Unfortunately it’s not just that the parylene was applied correctly, they also must be handled appropriately the entire time between manufacture and installation. Parylene C is usually used for this, and it is a monomer. It’s applied in a vacuum at high velocity, typically in layers. The monomer particles are jagged and rough, and ram together like forcing a bunch of puzzle pieces to stick together by crushing them into a ball rather than laying them out carefully. This is all fine, and works well enough, but only if nothing comes along to press on the haphazardly constructed mass with much force. Once you do, it will crack and crumble as each individual particle is jostled around.
Parylene coating was designed and developed for protecting components on PCBs that don’t encounter any force at all, but need protection against the elements (moisture, dirt, etc). For PCBs that do encounter forces (like in rockets or military jets), a different coating is used.
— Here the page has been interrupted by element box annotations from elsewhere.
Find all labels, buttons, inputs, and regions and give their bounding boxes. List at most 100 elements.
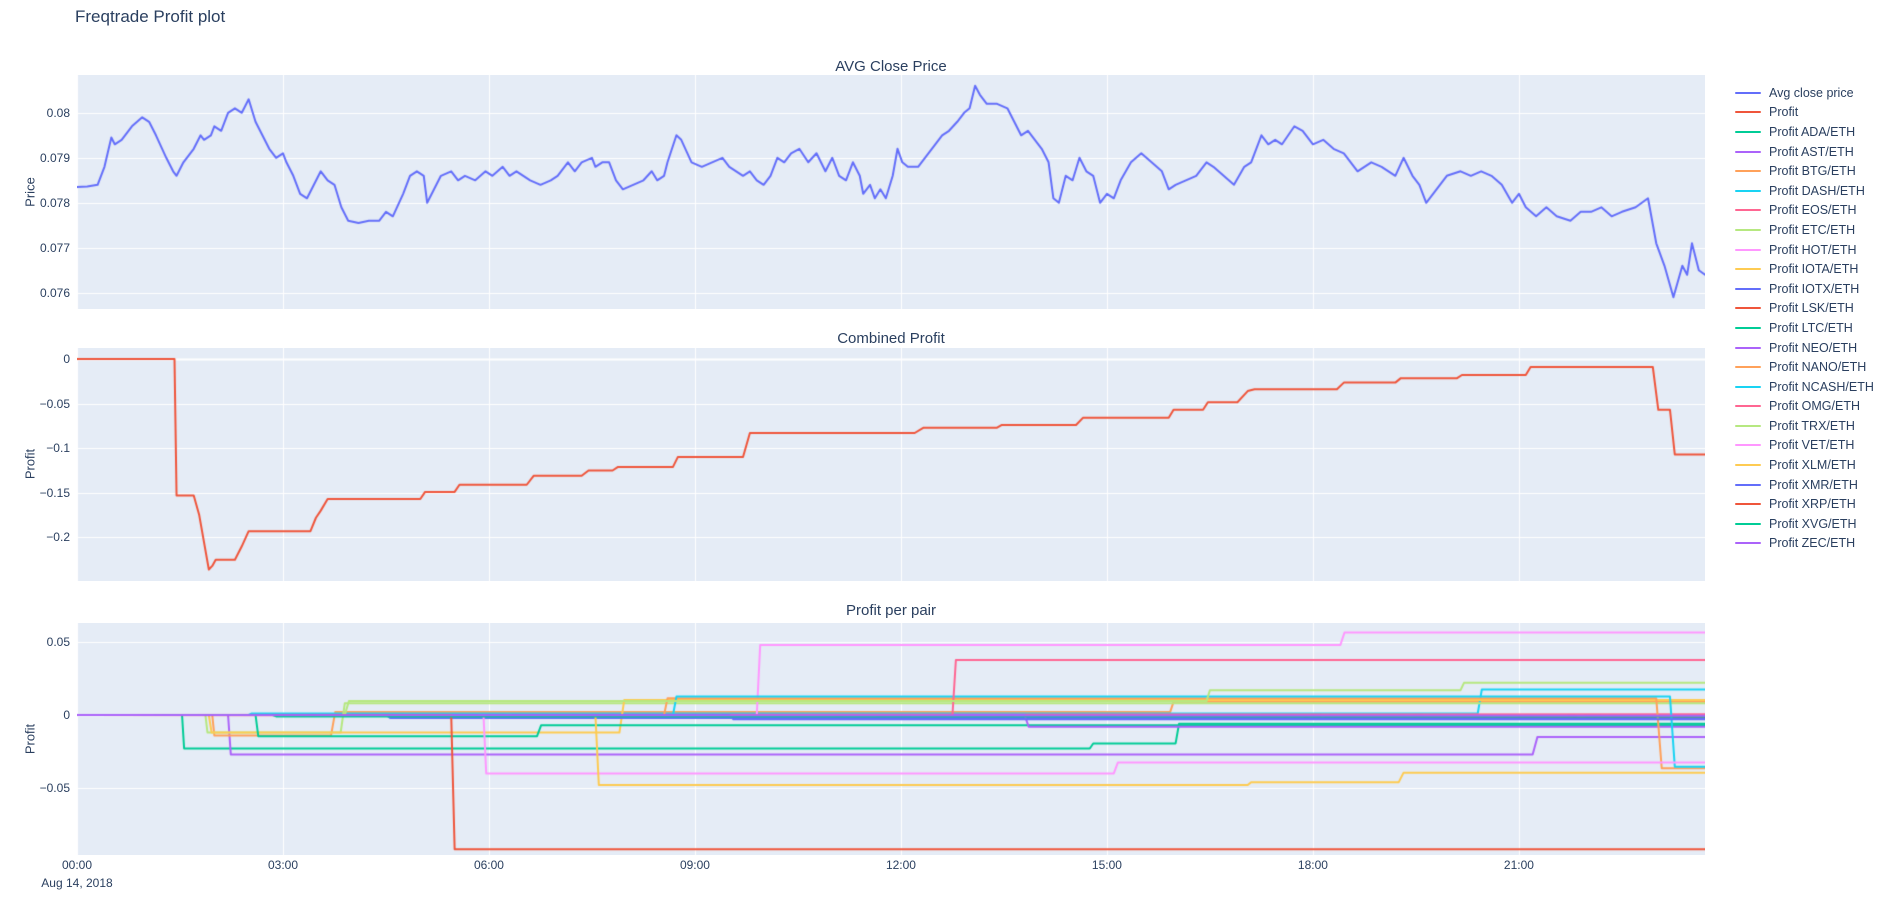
legend-line-swatch xyxy=(1735,111,1761,114)
legend-item-profit-trx-eth[interactable]: Profit TRX/ETH xyxy=(1735,416,1874,436)
legend-label: Profit ZEC/ETH xyxy=(1769,536,1856,551)
legend-label: Profit IOTX/ETH xyxy=(1769,281,1860,296)
x-tick-label: 09:00 xyxy=(679,858,710,872)
legend-line-swatch xyxy=(1735,287,1761,290)
y-tick-label: 0.078 xyxy=(39,195,70,210)
legend-label: Profit BTG/ETH xyxy=(1769,164,1856,179)
legend-item-profit-xmr-eth[interactable]: Profit XMR/ETH xyxy=(1735,475,1874,495)
y-tick-label: 0.076 xyxy=(39,285,70,300)
legend-label: Profit EOS/ETH xyxy=(1769,203,1857,218)
legend-label: Profit ADA/ETH xyxy=(1769,124,1856,139)
legend-line-swatch xyxy=(1735,326,1761,329)
page-title: Freqtrade Profit plot xyxy=(75,7,226,26)
legend-item-profit-zec-eth[interactable]: Profit ZEC/ETH xyxy=(1735,534,1874,554)
legend-item-profit-iota-eth[interactable]: Profit IOTA/ETH xyxy=(1735,259,1874,279)
y-tick-label: 0.077 xyxy=(39,240,70,255)
legend-item-profit-omg-eth[interactable]: Profit OMG/ETH xyxy=(1735,397,1874,417)
legend-item-profit-dash-eth[interactable]: Profit DASH/ETH xyxy=(1735,181,1874,201)
legend-line-swatch xyxy=(1735,464,1761,467)
legend-item-profit-ltc-eth[interactable]: Profit LTC/ETH xyxy=(1735,318,1874,338)
legend-label: Profit XMR/ETH xyxy=(1769,477,1858,492)
legend: Avg close price Profit Profit ADA/ETH Profi… xyxy=(1735,83,1874,553)
price-chart-canvas[interactable] xyxy=(77,75,1705,309)
legend-line-swatch xyxy=(1735,424,1761,427)
legend-label: Profit NCASH/ETH xyxy=(1769,379,1874,394)
profit-per-pair-plot-area[interactable] xyxy=(77,623,1705,855)
legend-line-swatch xyxy=(1735,346,1761,349)
legend-item-profit-vet-eth[interactable]: Profit VET/ETH xyxy=(1735,436,1874,456)
legend-line-swatch xyxy=(1735,483,1761,486)
y-tick-label: 0 xyxy=(63,351,70,366)
x-tick-label: 12:00 xyxy=(885,858,916,872)
y-tick-label: −0.05 xyxy=(39,780,70,795)
legend-item-profit-nano-eth[interactable]: Profit NANO/ETH xyxy=(1735,357,1874,377)
y-tick-label: 0 xyxy=(63,707,70,722)
legend-label: Profit XRP/ETH xyxy=(1769,497,1856,512)
profit-per-pair-title: Profit per pair xyxy=(845,602,937,619)
legend-line-swatch xyxy=(1735,228,1761,231)
avg-close-price-title: AVG Close Price xyxy=(835,58,947,75)
x-tick-label: 21:00 xyxy=(1503,858,1534,872)
y-tick-label: 0.079 xyxy=(39,150,70,165)
legend-item-profit-hot-eth[interactable]: Profit HOT/ETH xyxy=(1735,240,1874,260)
legend-label: Profit XLM/ETH xyxy=(1769,458,1856,473)
combined-profit-chart-canvas[interactable] xyxy=(77,348,1705,581)
x-tick-label: 03:00 xyxy=(267,858,298,872)
y-tick-label: −0.05 xyxy=(39,396,70,411)
legend-line-swatch xyxy=(1735,444,1761,447)
legend-line-swatch xyxy=(1735,248,1761,251)
price-plot-area[interactable] xyxy=(77,75,1705,309)
legend-item-profit-ada-eth[interactable]: Profit ADA/ETH xyxy=(1735,122,1874,142)
legend-line-swatch xyxy=(1735,150,1761,153)
y-tick-label: −0.1 xyxy=(46,441,70,456)
legend-item-profit-neo-eth[interactable]: Profit NEO/ETH xyxy=(1735,338,1874,358)
legend-item-profit-etc-eth[interactable]: Profit ETC/ETH xyxy=(1735,220,1874,240)
legend-item-profit-xrp-eth[interactable]: Profit XRP/ETH xyxy=(1735,494,1874,514)
combined-profit-plot-area[interactable] xyxy=(77,348,1705,581)
legend-item-profit-ast-eth[interactable]: Profit AST/ETH xyxy=(1735,142,1874,162)
y-tick-label: −0.2 xyxy=(46,530,70,545)
x-axis-date-label: Aug 14, 2018 xyxy=(41,876,113,890)
legend-label: Profit XVG/ETH xyxy=(1769,516,1857,531)
legend-line-swatch xyxy=(1735,209,1761,212)
legend-line-swatch xyxy=(1735,522,1761,525)
legend-label: Profit HOT/ETH xyxy=(1769,242,1857,257)
legend-item-profit-xvg-eth[interactable]: Profit XVG/ETH xyxy=(1735,514,1874,534)
legend-item-profit-iotx-eth[interactable]: Profit IOTX/ETH xyxy=(1735,279,1874,299)
legend-line-swatch xyxy=(1735,503,1761,506)
y-tick-label: −0.15 xyxy=(39,485,70,500)
legend-line-swatch xyxy=(1735,366,1761,369)
legend-line-swatch xyxy=(1735,385,1761,388)
legend-label: Profit xyxy=(1769,105,1799,120)
legend-line-swatch xyxy=(1735,542,1761,545)
legend-item-profit-btg-eth[interactable]: Profit BTG/ETH xyxy=(1735,161,1874,181)
legend-label: Profit AST/ETH xyxy=(1769,144,1854,159)
legend-item-profit-eos-eth[interactable]: Profit EOS/ETH xyxy=(1735,201,1874,221)
profit-per-pair-chart-canvas[interactable] xyxy=(77,623,1705,855)
x-tick-label: 18:00 xyxy=(1297,858,1328,872)
legend-line-swatch xyxy=(1735,405,1761,408)
legend-label: Profit DASH/ETH xyxy=(1769,183,1865,198)
legend-label: Profit NEO/ETH xyxy=(1769,340,1858,355)
legend-label: Profit OMG/ETH xyxy=(1769,399,1860,414)
legend-item-profit-xlm-eth[interactable]: Profit XLM/ETH xyxy=(1735,455,1874,475)
x-tick-label: 06:00 xyxy=(473,858,504,872)
legend-item-profit-ncash-eth[interactable]: Profit NCASH/ETH xyxy=(1735,377,1874,397)
legend-label: Profit TRX/ETH xyxy=(1769,418,1855,433)
legend-label: Profit IOTA/ETH xyxy=(1769,262,1859,277)
legend-item-profit[interactable]: Profit xyxy=(1735,103,1874,123)
legend-item-avg-close-price[interactable]: Avg close price xyxy=(1735,83,1874,103)
legend-item-profit-lsk-eth[interactable]: Profit LSK/ETH xyxy=(1735,299,1874,319)
y-tick-label: 0.05 xyxy=(46,634,70,649)
legend-line-swatch xyxy=(1735,189,1761,192)
legend-line-swatch xyxy=(1735,170,1761,173)
legend-label: Profit LTC/ETH xyxy=(1769,320,1853,335)
legend-label: Profit VET/ETH xyxy=(1769,438,1855,453)
legend-label: Profit ETC/ETH xyxy=(1769,222,1856,237)
combined-profit-title: Combined Profit xyxy=(837,330,945,347)
legend-line-swatch xyxy=(1735,130,1761,133)
legend-label: Profit NANO/ETH xyxy=(1769,360,1867,375)
legend-line-swatch xyxy=(1735,307,1761,310)
legend-line-swatch xyxy=(1735,268,1761,271)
This was never designed for anything like magnets. This is the heart of the problem with parylene coated magnets in my view. The material is so brittle and sensitive, and you’ve literally coated a magnet - a thing that is violently pulled toward other things if you get it too close. I’ve literally seen body modders with stacks of these magnets in their bags before… like, how did you get them to gently stack together on each other without the typical "click" that comes with getting two magnets too close to each other? Ah, you didn't.. you just picked one off the stack to show me, then let it snap right back to the top of the stack without a second thought.
But even if your supplier hasn’t stacked them, how could you ever be sure they didn’t let them come into any contact with any magnetically active metals what so ever? From the moment you take a parylene coated magnet out of the coating chamber, it’s a liability.
Giant cracks in parylene are easily detectable, but small any pathways which may have opened up for moisture to get in to the magnet and start breaking it down - those are not possible to see with the naked eye. Not to mention any small pieces that may flake off or abrade over time, only to be lost forever floating around in your body.
Parylene is the most risky way to coat a magnet, yet here we are discussing the safety of grade 2 pure machined titanium I can literally blast with a laser and smash with a hammer and still not breech the core…
… all because it’s not a “mirror finish”… which by the way has never been tested or validated in any way for anything by anyone… it’s just that it “feels like it should be”… but no data has ever been collected on this. I mean shit, just take a look at the most common titanium implants - hip replacements. The only mirror finish on there is the friction surface where the socket rests on the ball (for obvious reasons)… the rest is just dull grey machined titanium.
So yes, some people get lucky and have parylene coated magnets implanted that withstand the test of time, but overall the results are in - parylene is risky AF, yet professionals seem to keep using and implanting devices with substandard coatings while throwing up static about the Titan… well mark me down as “annoyed”.